One company that does offer a sticky program is Microsoft’s BizSpark. Initially, startups can build on the platform for free but after a certain time frame – and after a lot of resources have been built on it – Microsoft starts charging. And this creates a huge revenue stream for the company, as what startup is going to want to jump off the BizSpark platform and start over?

3. Your monetization strategy is all wrong.

If you are not making money off of your partner program or generating leverage from its usage, your monetization strategy needs to change.

The key to successful monetization is identifying and expose only products and services that have a high demand from partners.
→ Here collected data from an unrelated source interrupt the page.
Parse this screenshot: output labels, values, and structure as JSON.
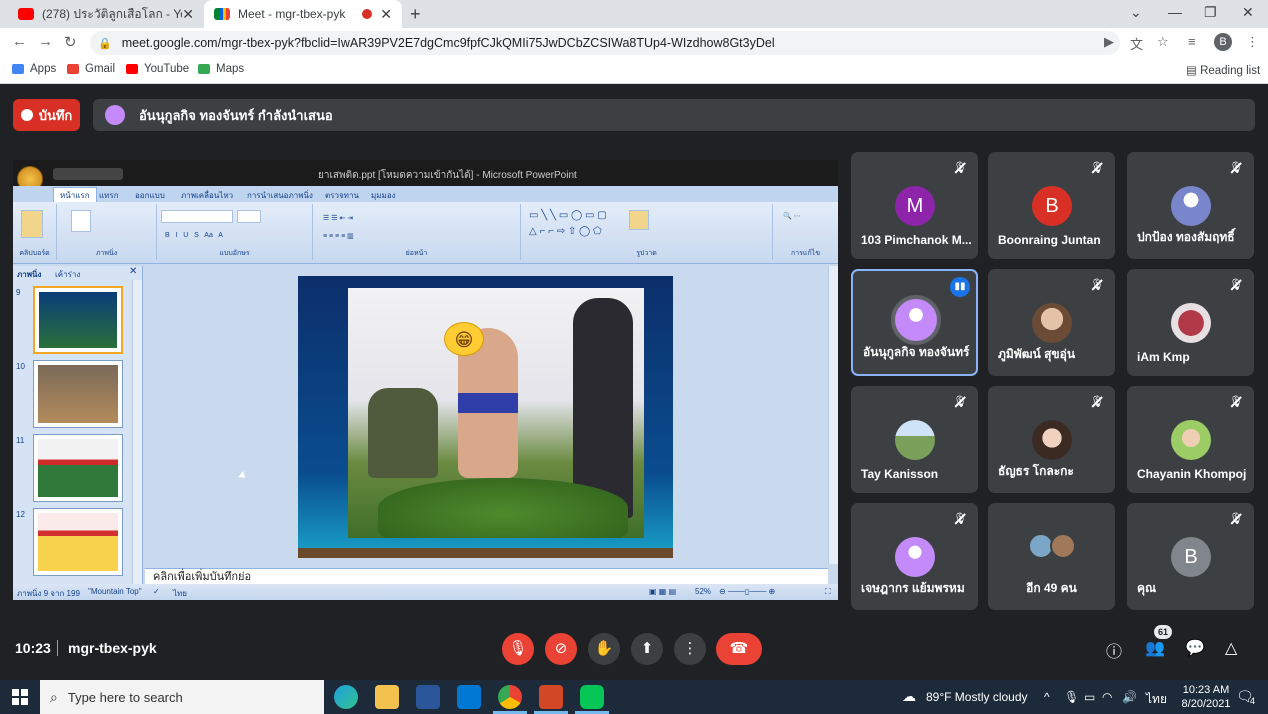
{
  "browser": {
    "tabs": [
      {
        "title": "(278) ประวัติลูกเสือโลก - YouTube",
        "active": false
      },
      {
        "title": "Meet - mgr-tbex-pyk",
        "active": true
      }
    ],
    "url": "meet.google.com/mgr-tbex-pyk?fbclid=IwAR39PV2E7dgCmc9fpfCJkQMIi75JwDCbZCSIWa8TUp4-WIzdhow8Gt3yDel",
    "profile_initial": "B",
    "bookmarks": [
      {
        "label": "Apps",
        "color": "#4285f4"
      },
      {
        "label": "Gmail",
        "color": "#ea4335"
      },
      {
        "label": "YouTube",
        "color": "#ff0000"
      },
      {
        "label": "Maps",
        "color": "#34a853"
      }
    ],
    "reading_list": "Reading list"
  },
  "meet": {
    "record_label": "บันทึก",
    "presenter_text": "อันนุกูลกิจ ทองจันทร์ กำลังนำเสนอ",
    "time": "10:23",
    "meeting_code": "mgr-tbex-pyk",
    "participant_count": "61",
    "participants": [
      {
        "name": "103 Pimchanok M...",
        "initial": "M",
        "color": "#8e24aa",
        "muted": true
      },
      {
        "name": "Boonraing Juntan",
        "initial": "B",
        "color": "#d93025",
        "muted": true
      },
      {
        "name": "ปกป้อง ทองสัมฤทธิ์",
        "initial": "",
        "color": "#7986cb",
        "muted": true
      },
      {
        "name": "อันนุกูลกิจ ทองจันทร์",
        "initial": "",
        "color": "#c58af9",
        "muted": false,
        "speaking": true
      },
      {
        "name": "ภูมิพัฒน์ สุขอุ่น",
        "initial": "",
        "color": "#6b4a36",
        "muted": true
      },
      {
        "name": "iAm Kmp",
        "initial": "",
        "color": "#b23a48",
        "muted": true
      },
      {
        "name": "Tay Kanisson",
        "initial": "",
        "color": "#7ba05b",
        "muted": true
      },
      {
        "name": "ธัญธร โกละกะ",
        "initial": "",
        "color": "#d8b4a0",
        "muted": true
      },
      {
        "name": "Chayanin Khompoj",
        "initial": "",
        "color": "#9ccc65",
        "muted": true
      },
      {
        "name": "เจษฎากร แย้มพรหม",
        "initial": "",
        "color": "#c58af9",
        "muted": true
      },
      {
        "name": "อีก 49 คน",
        "initial": "",
        "color": "#607d8b",
        "muted": false,
        "others": true
      },
      {
        "name": "คุณ",
        "initial": "B",
        "color": "#80868b",
        "muted": true
      }
    ]
  },
  "ppt": {
    "window_title": "ยาเสพติด.ppt [โหมดความเข้ากันได้] - Microsoft PowerPoint",
    "ribbon_tabs": [
      "หน้าแรก",
      "แทรก",
      "ออกแบบ",
      "ภาพเคลื่อนไหว",
      "การนำเสนอภาพนิ่ง",
      "ตรวจทาน",
      "มุมมอง"
    ],
    "ribbon_groups": [
      "คลิปบอร์ด",
      "ภาพนิ่ง",
      "แบบอักษร",
      "ย่อหน้า",
      "รูปวาด",
      "การแก้ไข"
    ],
    "pane_tabs": [
      "ภาพนิ่ง",
      "เค้าร่าง"
    ],
    "slide_numbers": [
      "9",
      "10",
      "11",
      "12"
    ],
    "notes_placeholder": "คลิกเพื่อเพิ่มบันทึกย่อ",
    "status_slide": "ภาพนิ่ง 9 จาก 199",
    "status_theme": "\"Mountain Top\"",
    "status_lang": "ไทย",
    "zoom": "52%"
  },
  "taskbar": {
    "search_placeholder": "Type here to search",
    "weather": "89°F  Mostly cloudy",
    "lang": "ไทย",
    "time": "10:23 AM",
    "date": "8/20/2021",
    "notifications": "4"
  }
}
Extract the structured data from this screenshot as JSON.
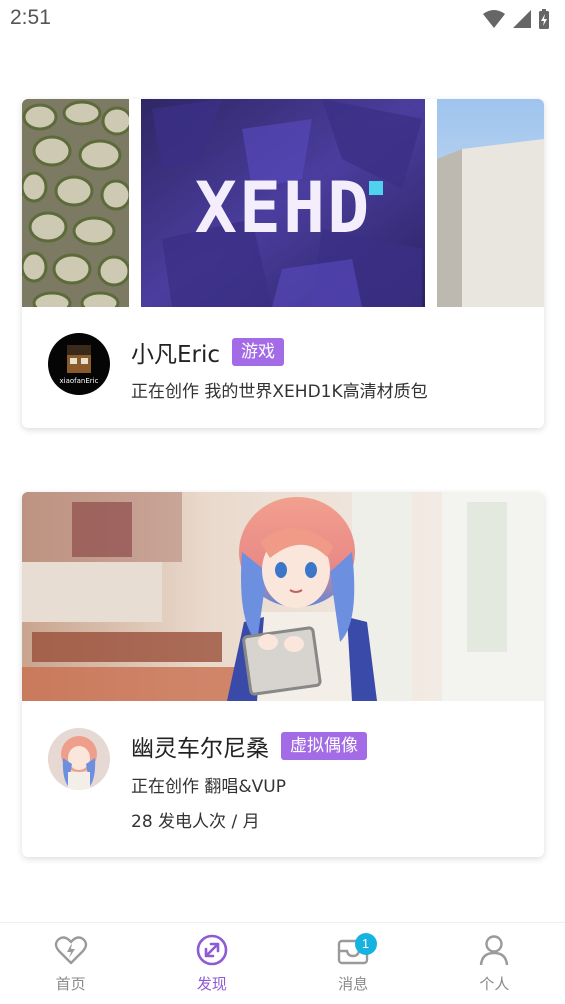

For example, a great tactic may be to survey your potential partners or analyze the needs of your targeted partner persona. This will inform you about the matching subset of services in your arsenal that offer enough value to the partners that they will pay for it.

If you not thinking about your program monetization by investing in marketing, pricing optimization, adoption and growth or performance management of the platform, you are probably stuck with a stagnant partner program with sluggish usage and high churn rate. A successfully monetized partner program requires that it be constantly analyzed and optimized.

If your partner program is an IT initiative and does not have a business team behind it thinking about its ROI, effectiveness and monetization, it will not only struggle to get adopted but also starve for investment dollars from your executive sponsors and revenue dollars from your partners. As these investment dollars dry up, the partner program that runs on top of the platform will be considered a failure and will eventually shrink, get branded as a failure and cease to exist.

The key to success with a partner program strategy begins with carefully selecting what your program offers, convincing and onboarding partners and doing everything and anything to make them successful. Once that is the case, you can monetize the partner program and as you open up new revenue streams for your enterprise, see the program grow, expand and become a line of business.